Professor John Colley, Associate Dean of Warwick Business School and an expert on tech firm IPOs, said: “This valuation of Deliveroo seems excessive for a business which is still many years from profit, especially given that some doubt the home takeaway delivery model can become profitable outside of London.

“The sole basis for this valuation appears to be the immense amounts of cash looking for growth technology stocks.

“Bear in mind the recent Supreme Court finding that Uber drivers are ‘workers’ and have certain rights such as paid holidays and pensions. This finding may well apply to takeaway home delivery too, driving up their costs.

“Ultimately Deliveroo will have to charge customers and restaurants far more to make a profit, but that brings its own difficulties. For restaurants, margins are already narrow. And at what price do customers simply decide to collect their own meals?

“Potential investors should also remember that if this listing is under new stock market rules, it may well be accompanied by founder share rights. That means if the company is badly run there is little shareholders can do to change the board.”

Top three IPOs to watch out for this week

With a number of IPOs expected to be made available this week, Maxim Manturov, Head of Investment Research at Freedom Finance Europe, advises on his top three IPOs to watch out for this week.

This week will see a number of different IPO’s hitting the market and with so many to choose from I have outlined my top three IPO’s to watch out for this week. ACV Auctions, DigitalOcean, and Vizio operate in different sectors and each bring something unique and innovative to the table,” explains Maxim Manturov, Head of Investment Research at Freedom Finance Europe.

ACV Auctions has gathered a lot of interest in the automotive industry since its inception in 2014. The company provides a digital marketplace for wholesale vehicle transactions and data services that offers transparent and accurate vehicle information for customers. It is the first software start-up in Western New York to be valued at $1 billion, making it one of just over 500 unicorn companies in the world. This is no surprise considering it has facilitated over 750,000 wholesale transactions between 21,000 dealers and commercial partners. Last year it revealed it took in a revenue of $208m and with an expected share price ranging between $18-$20 it is a great company to keep an eye on this week.”

DigitalOcean, a digital cloud provider, is another company I advise to watch out for this week. The company is looking to raise up to $775.5 million when its IPO goes live on March 23rd and is expected to price between $44 – $47 per share.

Unlike the top three cloud providers – Amazon Web Services, Google Cloud and Microsoft Azure – DigitalOcean provides its platform and tools to developers, startups and SMEs. By targeting these smaller organisations it is able to provide a simple offering in a market that is clouded by larger players providing heavily complex products which are often difficult for small businesses to navigate. This might explain why it attracts five million monthly unique users to its website.”
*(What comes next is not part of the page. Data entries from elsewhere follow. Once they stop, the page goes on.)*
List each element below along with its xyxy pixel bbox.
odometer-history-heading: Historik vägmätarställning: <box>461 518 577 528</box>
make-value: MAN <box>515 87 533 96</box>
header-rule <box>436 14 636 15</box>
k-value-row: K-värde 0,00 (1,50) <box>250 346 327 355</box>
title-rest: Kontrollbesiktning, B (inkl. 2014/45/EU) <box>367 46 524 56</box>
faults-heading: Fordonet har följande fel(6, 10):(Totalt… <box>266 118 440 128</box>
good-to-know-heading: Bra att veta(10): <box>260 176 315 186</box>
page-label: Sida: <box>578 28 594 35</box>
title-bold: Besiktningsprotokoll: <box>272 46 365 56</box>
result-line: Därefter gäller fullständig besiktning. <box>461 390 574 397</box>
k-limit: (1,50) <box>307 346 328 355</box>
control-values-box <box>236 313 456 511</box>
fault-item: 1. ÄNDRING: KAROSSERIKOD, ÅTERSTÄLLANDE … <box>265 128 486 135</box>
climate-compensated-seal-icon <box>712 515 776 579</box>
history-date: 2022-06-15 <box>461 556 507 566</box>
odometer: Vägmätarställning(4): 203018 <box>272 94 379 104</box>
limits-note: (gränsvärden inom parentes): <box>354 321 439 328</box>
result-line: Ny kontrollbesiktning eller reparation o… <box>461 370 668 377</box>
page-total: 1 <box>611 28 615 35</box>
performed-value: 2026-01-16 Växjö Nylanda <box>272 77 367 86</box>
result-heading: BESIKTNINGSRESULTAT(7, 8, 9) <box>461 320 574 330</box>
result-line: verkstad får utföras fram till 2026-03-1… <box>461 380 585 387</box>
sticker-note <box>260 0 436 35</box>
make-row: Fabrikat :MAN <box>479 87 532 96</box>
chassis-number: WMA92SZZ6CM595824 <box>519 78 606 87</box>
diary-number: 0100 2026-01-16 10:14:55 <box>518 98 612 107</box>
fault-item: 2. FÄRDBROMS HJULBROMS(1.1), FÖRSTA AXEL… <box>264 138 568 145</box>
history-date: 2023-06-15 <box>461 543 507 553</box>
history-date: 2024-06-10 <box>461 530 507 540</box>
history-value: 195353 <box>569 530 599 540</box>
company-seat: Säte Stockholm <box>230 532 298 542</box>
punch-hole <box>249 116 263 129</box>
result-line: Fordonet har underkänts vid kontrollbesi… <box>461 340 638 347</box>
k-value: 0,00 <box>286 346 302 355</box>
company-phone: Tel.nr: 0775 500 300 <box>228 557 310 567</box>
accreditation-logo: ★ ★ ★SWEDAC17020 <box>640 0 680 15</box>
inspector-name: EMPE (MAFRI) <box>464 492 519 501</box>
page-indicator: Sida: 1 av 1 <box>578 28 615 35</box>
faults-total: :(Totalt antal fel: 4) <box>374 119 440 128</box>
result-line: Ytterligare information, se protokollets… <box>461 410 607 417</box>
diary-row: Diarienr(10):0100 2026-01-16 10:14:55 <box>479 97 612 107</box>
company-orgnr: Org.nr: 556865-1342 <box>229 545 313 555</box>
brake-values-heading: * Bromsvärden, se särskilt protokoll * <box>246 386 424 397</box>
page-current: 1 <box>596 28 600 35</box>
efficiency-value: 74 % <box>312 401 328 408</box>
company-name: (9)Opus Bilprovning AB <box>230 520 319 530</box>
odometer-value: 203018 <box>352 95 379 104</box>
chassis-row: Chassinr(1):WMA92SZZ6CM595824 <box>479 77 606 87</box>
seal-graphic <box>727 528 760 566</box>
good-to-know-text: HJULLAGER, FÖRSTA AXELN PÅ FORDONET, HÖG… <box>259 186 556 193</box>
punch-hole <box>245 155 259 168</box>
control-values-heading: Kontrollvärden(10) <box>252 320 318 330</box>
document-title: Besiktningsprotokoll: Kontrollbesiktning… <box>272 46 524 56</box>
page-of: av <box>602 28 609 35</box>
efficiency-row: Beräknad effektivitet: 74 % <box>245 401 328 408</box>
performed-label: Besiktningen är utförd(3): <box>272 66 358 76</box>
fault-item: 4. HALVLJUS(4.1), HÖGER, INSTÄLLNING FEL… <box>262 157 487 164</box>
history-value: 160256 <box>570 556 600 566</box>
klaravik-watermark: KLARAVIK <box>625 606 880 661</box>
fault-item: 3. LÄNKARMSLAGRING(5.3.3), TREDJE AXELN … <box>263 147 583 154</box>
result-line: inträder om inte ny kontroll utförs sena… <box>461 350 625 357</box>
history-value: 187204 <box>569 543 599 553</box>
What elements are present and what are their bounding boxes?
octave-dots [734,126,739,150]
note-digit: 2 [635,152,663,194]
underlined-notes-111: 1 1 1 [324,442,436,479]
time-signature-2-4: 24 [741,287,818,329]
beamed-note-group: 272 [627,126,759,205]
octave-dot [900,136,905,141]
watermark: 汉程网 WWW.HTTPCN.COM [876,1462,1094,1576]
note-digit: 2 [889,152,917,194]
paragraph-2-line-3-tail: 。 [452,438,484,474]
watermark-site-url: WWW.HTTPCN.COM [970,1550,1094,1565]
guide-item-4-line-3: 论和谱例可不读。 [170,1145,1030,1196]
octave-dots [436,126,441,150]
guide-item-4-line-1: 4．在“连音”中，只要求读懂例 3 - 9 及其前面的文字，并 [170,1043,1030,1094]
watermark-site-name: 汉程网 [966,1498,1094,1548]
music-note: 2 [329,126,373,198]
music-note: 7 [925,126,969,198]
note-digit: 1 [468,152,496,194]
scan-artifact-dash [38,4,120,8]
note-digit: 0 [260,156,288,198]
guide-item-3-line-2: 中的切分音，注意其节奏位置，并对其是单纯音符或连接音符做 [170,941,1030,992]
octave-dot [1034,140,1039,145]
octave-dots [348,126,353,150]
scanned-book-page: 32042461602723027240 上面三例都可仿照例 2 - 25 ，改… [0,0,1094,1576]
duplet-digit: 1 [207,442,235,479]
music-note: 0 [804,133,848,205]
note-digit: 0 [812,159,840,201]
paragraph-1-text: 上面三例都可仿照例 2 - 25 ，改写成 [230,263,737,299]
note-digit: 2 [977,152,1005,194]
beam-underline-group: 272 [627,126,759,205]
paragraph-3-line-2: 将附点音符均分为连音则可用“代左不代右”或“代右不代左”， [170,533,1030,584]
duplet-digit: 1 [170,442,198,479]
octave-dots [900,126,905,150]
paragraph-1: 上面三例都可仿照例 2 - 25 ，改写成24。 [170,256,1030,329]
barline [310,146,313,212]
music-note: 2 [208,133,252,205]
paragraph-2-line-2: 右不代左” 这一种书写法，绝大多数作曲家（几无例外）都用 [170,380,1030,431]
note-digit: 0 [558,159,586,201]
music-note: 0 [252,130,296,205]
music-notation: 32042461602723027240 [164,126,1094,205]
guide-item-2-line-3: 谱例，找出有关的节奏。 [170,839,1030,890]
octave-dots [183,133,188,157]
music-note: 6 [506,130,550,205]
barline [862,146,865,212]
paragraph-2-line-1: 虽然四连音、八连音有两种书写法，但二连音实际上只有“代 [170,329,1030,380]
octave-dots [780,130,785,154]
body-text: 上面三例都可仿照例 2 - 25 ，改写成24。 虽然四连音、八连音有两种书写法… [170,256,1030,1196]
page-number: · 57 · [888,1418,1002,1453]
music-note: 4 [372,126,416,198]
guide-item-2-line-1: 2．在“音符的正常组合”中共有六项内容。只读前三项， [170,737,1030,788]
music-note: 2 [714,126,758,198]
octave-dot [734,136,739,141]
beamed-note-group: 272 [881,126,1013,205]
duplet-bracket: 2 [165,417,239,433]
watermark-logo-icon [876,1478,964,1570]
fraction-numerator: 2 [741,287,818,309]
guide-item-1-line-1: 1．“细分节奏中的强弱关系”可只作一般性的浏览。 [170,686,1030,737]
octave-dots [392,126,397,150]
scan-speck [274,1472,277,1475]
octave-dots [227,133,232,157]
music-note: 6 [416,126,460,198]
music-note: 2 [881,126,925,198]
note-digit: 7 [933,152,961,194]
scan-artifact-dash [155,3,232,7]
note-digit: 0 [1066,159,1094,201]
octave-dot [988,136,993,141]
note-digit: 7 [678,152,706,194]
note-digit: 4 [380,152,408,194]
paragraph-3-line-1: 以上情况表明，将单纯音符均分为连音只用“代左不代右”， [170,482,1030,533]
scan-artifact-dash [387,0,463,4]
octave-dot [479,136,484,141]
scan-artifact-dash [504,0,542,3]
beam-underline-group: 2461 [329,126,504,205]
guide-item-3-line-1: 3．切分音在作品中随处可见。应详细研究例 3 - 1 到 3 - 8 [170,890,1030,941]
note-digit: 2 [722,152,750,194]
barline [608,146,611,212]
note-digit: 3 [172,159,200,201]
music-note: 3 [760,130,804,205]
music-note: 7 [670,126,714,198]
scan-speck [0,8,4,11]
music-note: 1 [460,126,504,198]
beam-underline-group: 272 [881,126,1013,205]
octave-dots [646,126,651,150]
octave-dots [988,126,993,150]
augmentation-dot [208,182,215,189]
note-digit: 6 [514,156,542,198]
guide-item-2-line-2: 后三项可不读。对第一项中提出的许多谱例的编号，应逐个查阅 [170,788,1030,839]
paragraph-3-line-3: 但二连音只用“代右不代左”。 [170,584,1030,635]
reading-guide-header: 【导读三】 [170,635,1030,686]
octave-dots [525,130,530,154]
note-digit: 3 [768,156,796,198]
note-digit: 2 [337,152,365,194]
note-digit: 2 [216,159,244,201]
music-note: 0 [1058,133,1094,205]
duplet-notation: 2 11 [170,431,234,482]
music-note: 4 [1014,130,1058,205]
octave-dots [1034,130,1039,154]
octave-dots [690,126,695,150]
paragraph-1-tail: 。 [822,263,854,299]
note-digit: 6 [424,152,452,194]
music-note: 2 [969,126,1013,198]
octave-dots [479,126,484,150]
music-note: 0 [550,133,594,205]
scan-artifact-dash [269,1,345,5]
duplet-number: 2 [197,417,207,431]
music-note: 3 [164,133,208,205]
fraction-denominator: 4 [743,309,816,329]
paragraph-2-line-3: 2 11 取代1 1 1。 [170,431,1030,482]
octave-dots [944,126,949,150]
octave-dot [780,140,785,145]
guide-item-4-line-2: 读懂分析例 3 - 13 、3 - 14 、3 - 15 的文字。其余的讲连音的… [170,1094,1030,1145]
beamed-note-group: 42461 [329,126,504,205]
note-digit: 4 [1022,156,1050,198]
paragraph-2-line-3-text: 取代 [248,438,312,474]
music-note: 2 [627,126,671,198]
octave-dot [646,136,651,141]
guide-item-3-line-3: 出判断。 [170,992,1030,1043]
My final IPO to watch out for this week is Vizio, which is expected to hit the market on March 24th. The Californian based consumer electronics brands is predicted to price between $21 – $23 per share. Vizio makes smart TVs and soundbars and has developed a smart TV operating system, SmartCast. Since its inception in 2002, the company has sold 82.2 million televisions and 11.8 million soundbars, making it a major player in the affordable TV and sounds equipment market.

One interesting point that caught my attention was that it had net income of $102.5 million on revenue of $2.04 billion in 2020, compared with earnings of $23.1 million on revenue of $1.84 billion in 2019, showing its popularity during the pandemic. Looking to the future Vizio aims to increase its capitalization and financial flexibility through the IPO while also using the net proceeds for general corporate purposes, including working capital, operating expenses and capital expenditures.